Nor are there any great, gut-wrenching, speeches in which people tell each other how much they've meant to one another with wisdom and eloquence. Instead, The swimmers is a book of awkward silences between aunt and niece, mother and daughter, cousin and cousin. Things are often left unsaid. It's a book in which the main character, Erin, doesn't say the right thing, makes bad choices, doesn't understand her own feelings, gets annoyed about silly things (like the malfunctioning ice-maker on her aunt's fancy fridge). Somehow Lane has also captured the way in which being part of a family, even a loving one, can also mean being alone.

The characters' frailty and vulnerability is all communicated with a look away, a silence, a gesture, a poor choice of words. There's so much aching realness in these interactions that by the conclusion of the story you feel that you have somehow been split open and made vulnerable yourself. Take the following passage, early on in the book when Erin has recently found out that her mother wishes to die in only a few days' time. It's full of small, descriptive touches that make you feel that this conversation could very easily have taken place, like the writer is describing something that actually happened rather than something fictional:

I yanked out a chair - the legs scraped across the floor with a wretched sound - and parked myself beside Uncle Cliff. He was hunched over a can of Speight's. I wanted to smack him across the back of the head and wrench him into an upright position. What gave him the right to look so despondent? 
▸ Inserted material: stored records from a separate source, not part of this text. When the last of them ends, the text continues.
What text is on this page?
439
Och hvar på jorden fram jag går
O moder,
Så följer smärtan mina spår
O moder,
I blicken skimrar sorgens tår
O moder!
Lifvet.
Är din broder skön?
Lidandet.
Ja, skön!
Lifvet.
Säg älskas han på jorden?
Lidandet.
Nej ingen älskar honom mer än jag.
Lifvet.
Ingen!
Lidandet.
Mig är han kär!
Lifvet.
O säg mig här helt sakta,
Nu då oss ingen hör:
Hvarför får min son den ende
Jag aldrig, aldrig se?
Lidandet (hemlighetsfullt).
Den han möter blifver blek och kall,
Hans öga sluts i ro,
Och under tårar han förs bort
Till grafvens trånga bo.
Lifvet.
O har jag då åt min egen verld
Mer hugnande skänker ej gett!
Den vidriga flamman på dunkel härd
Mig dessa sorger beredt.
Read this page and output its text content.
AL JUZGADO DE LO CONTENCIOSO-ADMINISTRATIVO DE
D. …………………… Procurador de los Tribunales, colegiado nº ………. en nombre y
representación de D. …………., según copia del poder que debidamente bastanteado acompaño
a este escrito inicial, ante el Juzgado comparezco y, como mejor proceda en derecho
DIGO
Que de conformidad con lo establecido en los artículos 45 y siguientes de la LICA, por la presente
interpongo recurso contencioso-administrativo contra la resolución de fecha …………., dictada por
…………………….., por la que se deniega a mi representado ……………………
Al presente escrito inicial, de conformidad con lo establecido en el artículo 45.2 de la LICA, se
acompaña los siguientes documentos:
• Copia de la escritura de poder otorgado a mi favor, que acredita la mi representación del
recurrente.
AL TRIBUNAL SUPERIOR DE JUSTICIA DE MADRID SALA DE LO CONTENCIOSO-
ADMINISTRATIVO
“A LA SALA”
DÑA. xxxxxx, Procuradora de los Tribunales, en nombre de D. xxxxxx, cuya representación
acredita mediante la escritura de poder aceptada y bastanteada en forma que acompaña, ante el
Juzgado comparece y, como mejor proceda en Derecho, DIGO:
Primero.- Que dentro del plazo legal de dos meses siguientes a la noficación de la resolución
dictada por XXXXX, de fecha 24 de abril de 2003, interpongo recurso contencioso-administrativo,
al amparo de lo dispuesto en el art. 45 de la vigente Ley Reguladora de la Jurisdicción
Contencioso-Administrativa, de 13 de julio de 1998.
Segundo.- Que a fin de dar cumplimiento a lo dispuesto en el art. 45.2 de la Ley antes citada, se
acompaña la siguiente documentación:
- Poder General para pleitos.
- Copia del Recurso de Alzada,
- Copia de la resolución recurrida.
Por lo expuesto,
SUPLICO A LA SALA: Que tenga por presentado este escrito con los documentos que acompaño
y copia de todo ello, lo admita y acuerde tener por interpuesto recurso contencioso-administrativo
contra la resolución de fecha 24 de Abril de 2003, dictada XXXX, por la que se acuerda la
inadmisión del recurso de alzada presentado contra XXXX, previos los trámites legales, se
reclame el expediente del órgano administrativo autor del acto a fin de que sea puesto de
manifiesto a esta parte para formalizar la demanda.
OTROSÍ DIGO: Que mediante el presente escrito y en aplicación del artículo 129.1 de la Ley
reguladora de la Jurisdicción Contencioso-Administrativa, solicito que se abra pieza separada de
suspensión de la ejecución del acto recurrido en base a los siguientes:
'And how're you doing there? he said, very softly, eyes rising to meet mine, looking every bit his weathered sixty-plus years. He was wearing navy rugby shorts and a pastel yellow polo shirt buttoned to the top. A pair of half-moon glasses hung on a fluorescent yellow cord around his neck. There was such a gentleness about him - I'd forgotten that.

'Honestly?' I said. Though I had no energy or enthusiasm for niceties, I was surprised by how angry I sounded.

It's something of a slow burn of a book but well worth the effort, and despite the downbeat subject matter it's not without humour too. But definitely a book to finish and have some thoughts about later, and one of my favourite reads of the year.